Siamo diventati cattivi, anche se registi e sceneggiatori sembra non se ne siano accorti. Loro sono convinti che noi siamo brava gente un po' noiosa, e invece nei nostri cantieri ricattiamo, truffiamo, sfruttiamo manodopera straniera. Perlomeno ci proviamo. E quando le cose vanno male – ma era chiaro che sarebbero andate male – non impariamo la lezione. Perlomeno, il protagonista di questo film (interpretato da Elio Germano, molto bravo c'è ancora bisogno di dirlo?) non impara un bel niente. Chiede aiuto alla solita rete di salvataggio, la famiglia: e poi si sa come va l'Italia: c'è sempre da qualche parte (a Frosinone) una squadra di manovali che può rimediare a qualsiasi guaio. Basta che li paghi sull'unghia. In nero.
Questo fatto, che il protagonista non riesca a capire i suoi errori, mi ha intrigato tantissimo, caro critico: mi ha ricordato Brecht, un autore che conosci meglio di me. In particolare Madre Courage, la vivandiera che attraversa la guerra dei Trent'anni convinta di poterci speculare su. Perderà tutti i suoi figli, senza capire dove ha sbagliato. Brecht fu molto criticato per questo finale, e reagì con parole che senz'altro ricorderai: non m'importa di aprire gli occhi alla Courage, scrisse; l'importante è che li apra lo spettatore. Caro critico, questo deve fare il cinema: farci capire, farci reagire, non piazzarci davanti personaggi che capiscono o reagiscono. Ma questo già lo sai. E allora ti chiederai perché ti scrivo.

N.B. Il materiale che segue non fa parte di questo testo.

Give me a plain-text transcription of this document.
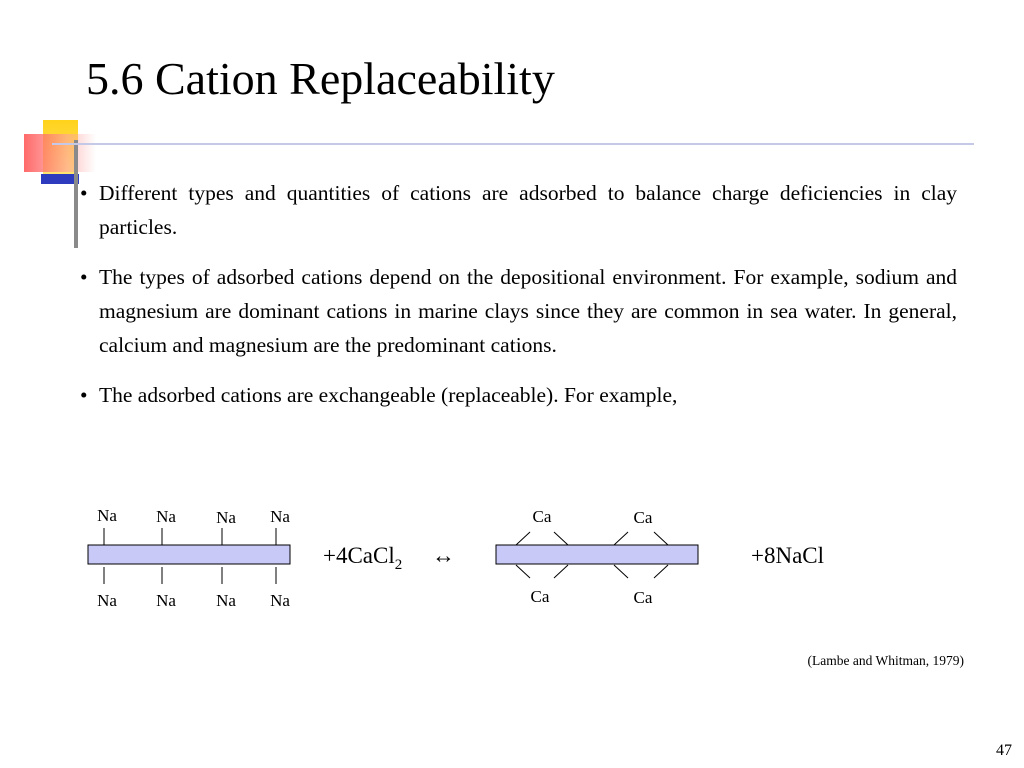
5.6 Cation Replaceability
• Different types and quantities of cations are adsorbed to balance charge deficiencies in clay particles.
• The types of adsorbed cations depend on the depositional environment. For example, sodium and magnesium are dominant cations in marine clays since they are common in sea water. In general, calcium and magnesium are the predominant cations.
• The adsorbed cations are exchangeable (replaceable). For example,
Na Na Na Na
Na Na Na Na
+4CaCl$_2$ ↔
Ca	Ca
Ca	Ca
+8NaCl
(Lambe and Whitman, 1979)
47
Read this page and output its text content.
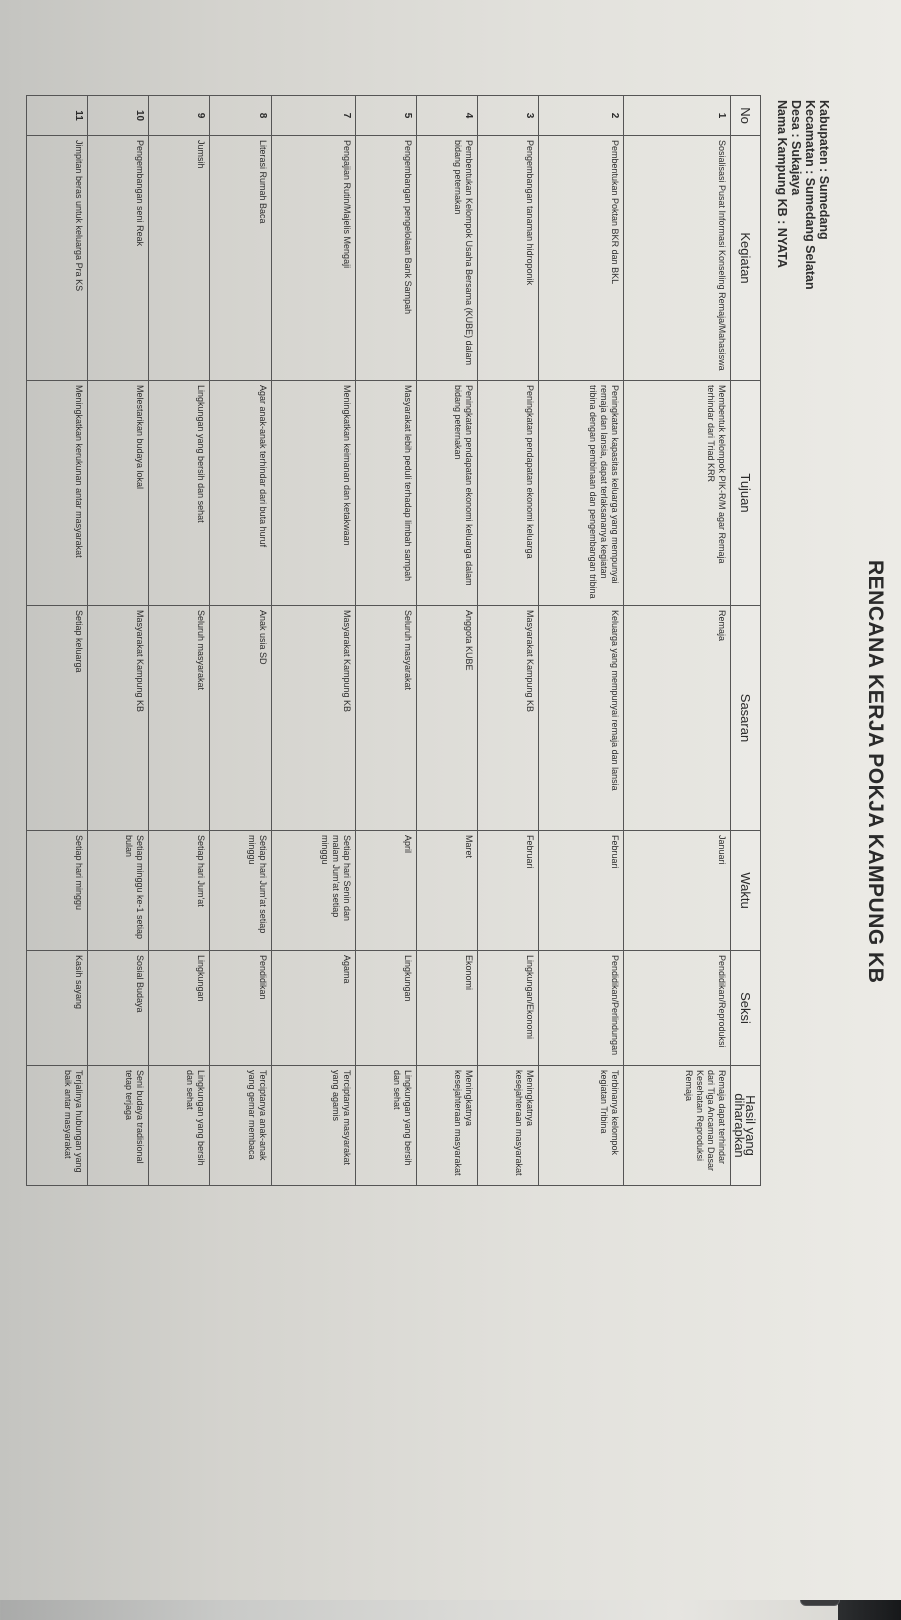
RENCANA KERJA POKJA KAMPUNG KB
Kabupaten : Sumedang
Kecamatan : Sumedang Selatan
Desa : Sukajaya
Nama Kampung KB : NYATA
No	Kegiatan	Tujuan	Sasaran	Waktu	Seksi	Hasil yang diharapkan
1	Sosialisasi Pusat Informasi Konseling Remaja/Mahasiswa	Membentuk kelompok PIK-R/M agar Remaja terhindar dari Triad KRR	Remaja	Januari	Pendidikan/Reproduksi	Remaja dapat terhindar dari Tiga Ancaman Dasar Kesehatan Reproduksi Remaja
2	Pembentukan Poktan BKR dan BKL	Peningkatan kapasitas keluarga yang mempunyai remaja dan lansia, dapat terlaksananya kegiatan tribina dengan pembinaan dan pengembangan tribina	Keluarga yang mempunyai remaja dan lansia	Februari	Pendidikan/Perlindungan	Terbinanya kelompok kegiatan Tribina
3	Pengembangan tanaman hidroponik	Peningkatan pendapatan ekonomi keluarga	Masyarakat Kampung KB	Februari	Lingkungan/Ekonomi	Meningkatnya kesejahteraan masyarakat
4	Pembentukan Kelompok Usaha Bersama (KUBE) dalam bidang peternakan	Peningkatan pendapatan ekonomi keluarga dalam bidang peternakan	Anggota KUBE	Maret	Ekonomi	Meningkatnya kesejahteraan masyarakat
5	Pengembangan pengelolaan Bank Sampah	Masyarakat lebih peduli terhadap limbah sampah	Seluruh masyarakat	April	Lingkungan	Lingkungan yang bersih dan sehat
7	Pengajian Rutin/Majelis Mengaji	Meningkatkan keimanan dan ketakwaan	Masyarakat Kampung KB	Setiap hari Senin dan malam Jum'at setiap minggu	Agama	Terciptanya masyarakat yang agamis
8	Literasi Rumah Baca	Agar anak-anak terhindar dari buta huruf	Anak usia SD	Setiap hari Jum'at setiap minggu	Pendidikan	Terciptanya anak-anak yang gemar membaca
9	Jumsih	Lingkungan yang bersih dan sehat	Seluruh masyarakat	Setiap hari Jum'at	Lingkungan	Lingkungan yang bersih dan sehat
10	Pengembangan seni Reak	Melestarikan budaya lokal	Masyarakat Kampung KB	Setiap minggu ke-1 setiap bulan	Sosial Budaya	Seni budaya tradisional tetap terjaga
11	Jimpitan beras untuk keluarga Pra KS	Meningkatkan kerukunan antar masyarakat	Setiap keluarga	Setiap hari minggu	Kasih sayang	Terjalinya hubungan yang baik antar masyarakat
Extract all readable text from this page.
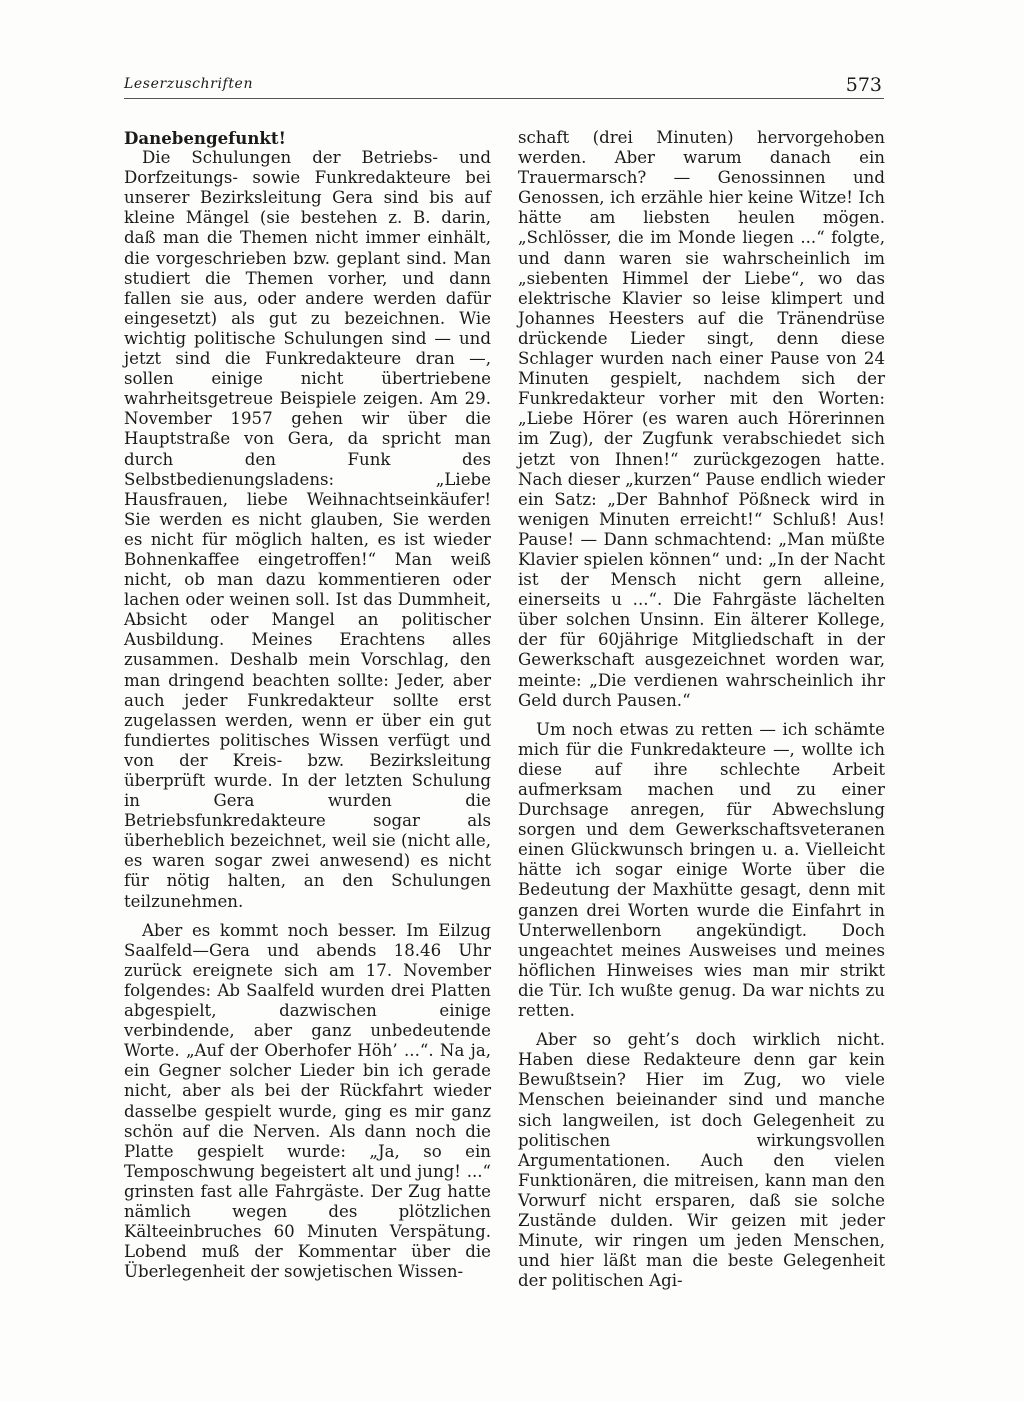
Leserzuschriften	573

Danebengefunkt!

Die Schulungen der Betriebs- und Dorfzeitungs- sowie Funkredakteure bei unserer Bezirksleitung Gera sind bis auf kleine Mängel (sie bestehen z. B. darin, daß man die Themen nicht immer einhält, die vorgeschrieben bzw. geplant sind. Man studiert die Themen vorher, und dann fallen sie aus, oder andere werden dafür eingesetzt) als gut zu bezeichnen. Wie wichtig politische Schulungen sind — und jetzt sind die Funkredakteure dran —, sollen einige nicht übertriebene wahrheitsgetreue Beispiele zeigen. Am 29. November 1957 gehen wir über die Hauptstraße von Gera, da spricht man durch den Funk des Selbstbedienungsladens: „Liebe Hausfrauen, liebe Weihnachtseinkäufer! Sie werden es nicht glauben, Sie werden es nicht für möglich halten, es ist wieder Bohnenkaffee eingetroffen!“ Man weiß nicht, ob man dazu kommentieren oder lachen oder weinen soll. Ist das Dummheit, Absicht oder Mangel an politischer Ausbildung. Meines Erachtens alles zusammen. Deshalb mein Vorschlag, den man dringend beachten sollte: Jeder, aber auch jeder Funkredakteur sollte erst zugelassen werden, wenn er über ein gut fundiertes politisches Wissen verfügt und von der Kreis- bzw. Bezirksleitung überprüft wurde. In der letzten Schulung in Gera wurden die Betriebsfunkredakteure sogar als überheblich bezeichnet, weil sie (nicht alle, es waren sogar zwei anwesend) es nicht für nötig halten, an den Schulungen teilzunehmen.

Aber es kommt noch besser. Im Eilzug Saalfeld—Gera und abends 18.46 Uhr zurück ereignete sich am 17. November folgendes: Ab Saalfeld wurden drei Platten abgespielt, dazwischen einige verbindende, aber ganz unbedeutende Worte. „Auf der Oberhofer Höh’ ...“. Na ja, ein Gegner solcher Lieder bin ich gerade nicht, aber als bei der Rückfahrt wieder dasselbe gespielt wurde, ging es mir ganz schön auf die Nerven. Als dann noch die Platte gespielt wurde: „Ja, so ein Temposchwung begeistert alt und jung! ...“ grinsten fast alle Fahrgäste. Der Zug hatte nämlich wegen des plötzlichen Kälteeinbruches 60 Minuten Verspätung. Lobend muß der Kommentar über die Überlegenheit der sowjetischen Wissen-

schaft (drei Minuten) hervorgehoben werden. Aber warum danach ein Trauermarsch? — Genossinnen und Genossen, ich erzähle hier keine Witze! Ich hätte am liebsten heulen mögen. „Schlösser, die im Monde liegen ...“ folgte, und dann waren sie wahrscheinlich im „siebenten Himmel der Liebe“, wo das elektrische Klavier so leise klimpert und Johannes Heesters auf die Tränendrüse drückende Lieder singt, denn diese Schlager wurden nach einer Pause von 24 Minuten gespielt, nachdem sich der Funkredakteur vorher mit den Worten: „Liebe Hörer (es waren auch Hörerinnen im Zug), der Zugfunk verabschiedet sich jetzt von Ihnen!“ zurückgezogen hatte. Nach dieser „kurzen“ Pause endlich wieder ein Satz: „Der Bahnhof Pößneck wird in wenigen Minuten erreicht!“ Schluß! Aus! Pause! — Dann schmachtend: „Man müßte Klavier spielen können“ und: „In der Nacht ist der Mensch nicht gern alleine, einerseits u ...“. Die Fahrgäste lächelten über solchen Unsinn. Ein älterer Kollege, der für 60jährige Mitgliedschaft in der Gewerkschaft ausgezeichnet worden war, meinte: „Die verdienen wahrscheinlich ihr Geld durch Pausen.“

Um noch etwas zu retten — ich schämte mich für die Funkredakteure —, wollte ich diese auf ihre schlechte Arbeit aufmerksam machen und zu einer Durchsage anregen, für Abwechslung sorgen und dem Gewerkschaftsveteranen einen Glückwunsch bringen u. a. Vielleicht hätte ich sogar einige Worte über die Bedeutung der Maxhütte gesagt, denn mit ganzen drei Worten wurde die Einfahrt in Unterwellenborn angekündigt. Doch ungeachtet meines Ausweises und meines höflichen Hinweises wies man mir strikt die Tür. Ich wußte genug. Da war nichts zu retten.

Aber so geht’s doch wirklich nicht. Haben diese Redakteure denn gar kein Bewußtsein? Hier im Zug, wo viele Menschen beieinander sind und manche sich langweilen, ist doch Gelegenheit zu politischen wirkungsvollen Argumentationen. Auch den vielen Funktionären, die mitreisen, kann man den Vorwurf nicht ersparen, daß sie solche Zustände dulden. Wir geizen mit jeder Minute, wir ringen um jeden Menschen, und hier läßt man die beste Gelegenheit der politischen Agi-
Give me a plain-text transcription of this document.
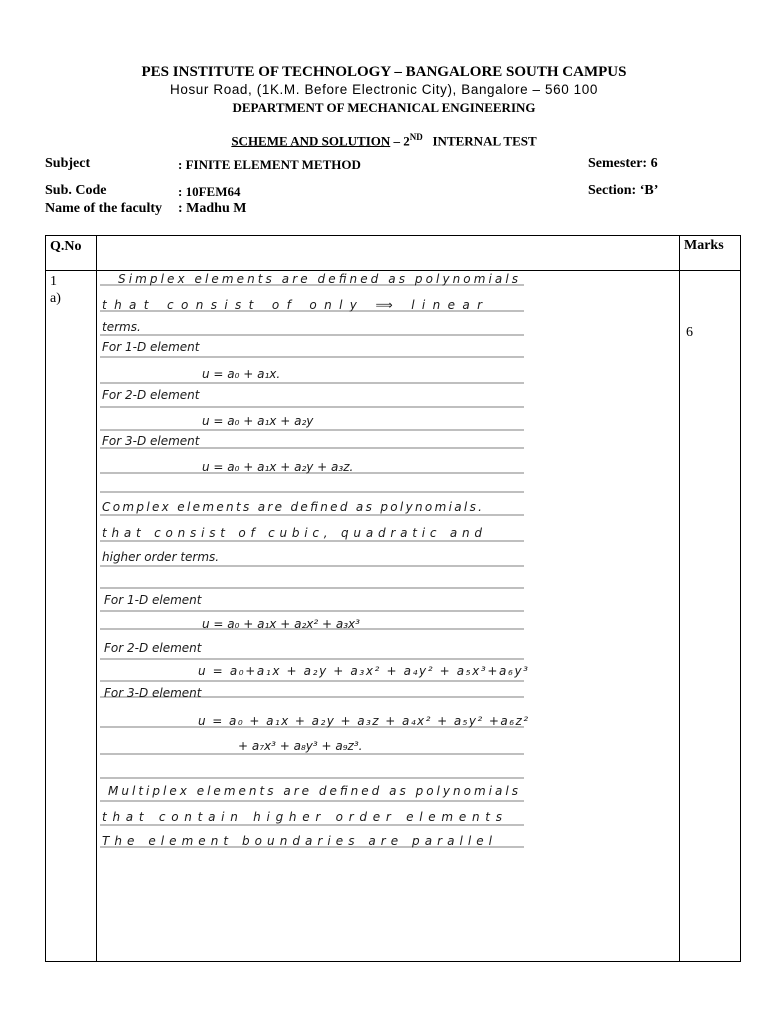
PES INSTITUTE OF TECHNOLOGY – BANGALORE SOUTH CAMPUS
Hosur Road, (1K.M. Before Electronic City), Bangalore – 560 100
DEPARTMENT OF MECHANICAL ENGINEERING
SCHEME AND SOLUTION – 2ND   INTERNAL TEST
Subject	: FINITE ELEMENT METHOD	Semester: 6
Sub. Code	: 10FEM64	Section: ‘B’
Name of the faculty : Madhu M
Q.No		Marks

1
a)		6
Simplex elements are defined as polynomials
that consist of only ⟹ linear
terms.
For 1-D element
u = a₀ + a₁x.
For 2-D element
u = a₀ + a₁x + a₂y
For 3-D element
u = a₀ + a₁x + a₂y + a₃z.
Complex elements are defined as polynomials.
that consist of cubic, quadratic and
higher order terms.
For 1-D element
u = a₀ + a₁x + a₂x² + a₃x³
For 2-D element
u = a₀+a₁x + a₂y + a₃x² + a₄y² + a₅x³+a₆y³
For 3-D element
u = a₀ + a₁x + a₂y + a₃z + a₄x² + a₅y² +a₆z²
+ a₇x³ + a₈y³ + a₉z³.
Multiplex elements are defined as polynomials
that contain higher order elements
The element boundaries are parallel
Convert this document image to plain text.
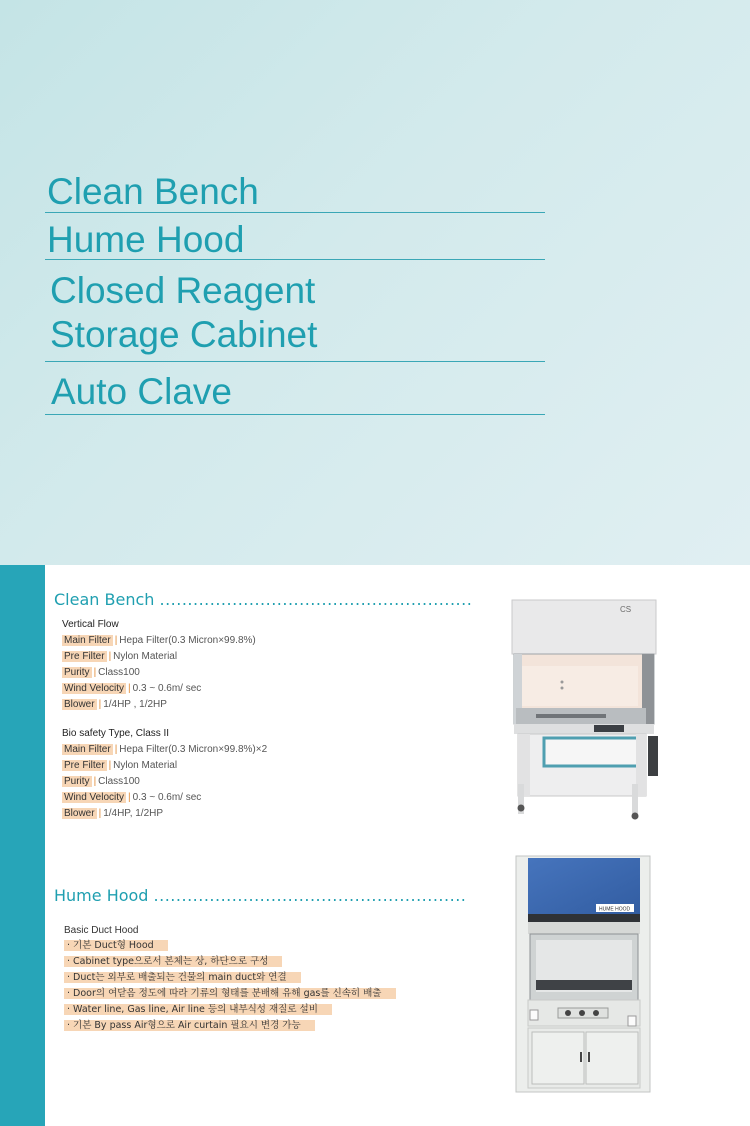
Clean Bench
Hume Hood
Closed Reagent
Storage Cabinet
Auto Clave
Clean Bench ........................................................
Vertical Flow
Main Filter | Hepa Filter(0.3 Micron×99.8%)
Pre Filter | Nylon Material
Purity | Class100
Wind Velocity | 0.3 ~ 0.6m/ sec
Blower | 1/4HP , 1/2HP
Bio safety Type, Class II
Main Filter | Hepa Filter(0.3 Micron×99.8%)×2
Pre Filter | Nylon Material
Purity | Class100
Wind Velocity | 0.3 ~ 0.6m/ sec
Blower | 1/4HP, 1/2HP
CS
Hume Hood ........................................................
Basic Duct Hood
· 기본 Duct형 Hood
· Cabinet type으로서 본체는 상, 하단으로 구성
· Duct는 외부로 배출되는 건물의 main duct와 연결
· Door의 여닫음 정도에 따라 기류의 형태를 분배해 유해 gas를 신속히 배출
· Water line, Gas line, Air line 등의 내부식성 재질로 설비
· 기본 By pass Air형으로 Air curtain 필요시 변경 가능
HUME HOOD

Ecco, caro critico, si tratta di questo: a Luchetti stavolta è uscito un film decente, straziante e cattivo. Non un capolavoro, ma un buon inizio. Che cosa gli manca? Una stroncatura d'autore, di quelle di una volta. Così, giusto per evitare che diventi quello che non dev'essere, un trastullo da radicalscic. E invece è un film per tutti, con dialoghi semplici, da terza media, con Vasco Rossi e la playstation, e Raul Bova nella sua più credibile interpretazione. Un film che si merita di più del solito pubblico di appassionati: una mina inesplosa di dubbi, senso critico, consapevolezza, che qualche funzionario rai e mediaset potrebbe essere così distratto da infilare nel palinsesto serale o pomeridiano. L'essenziale a questo punto è stroncarlo – lo farei io se fossi uno importante, ma non mi conosce nessuno. Così ho pensato a te, caro critico. Me lo faresti questo favore? Grazie sin d'ora.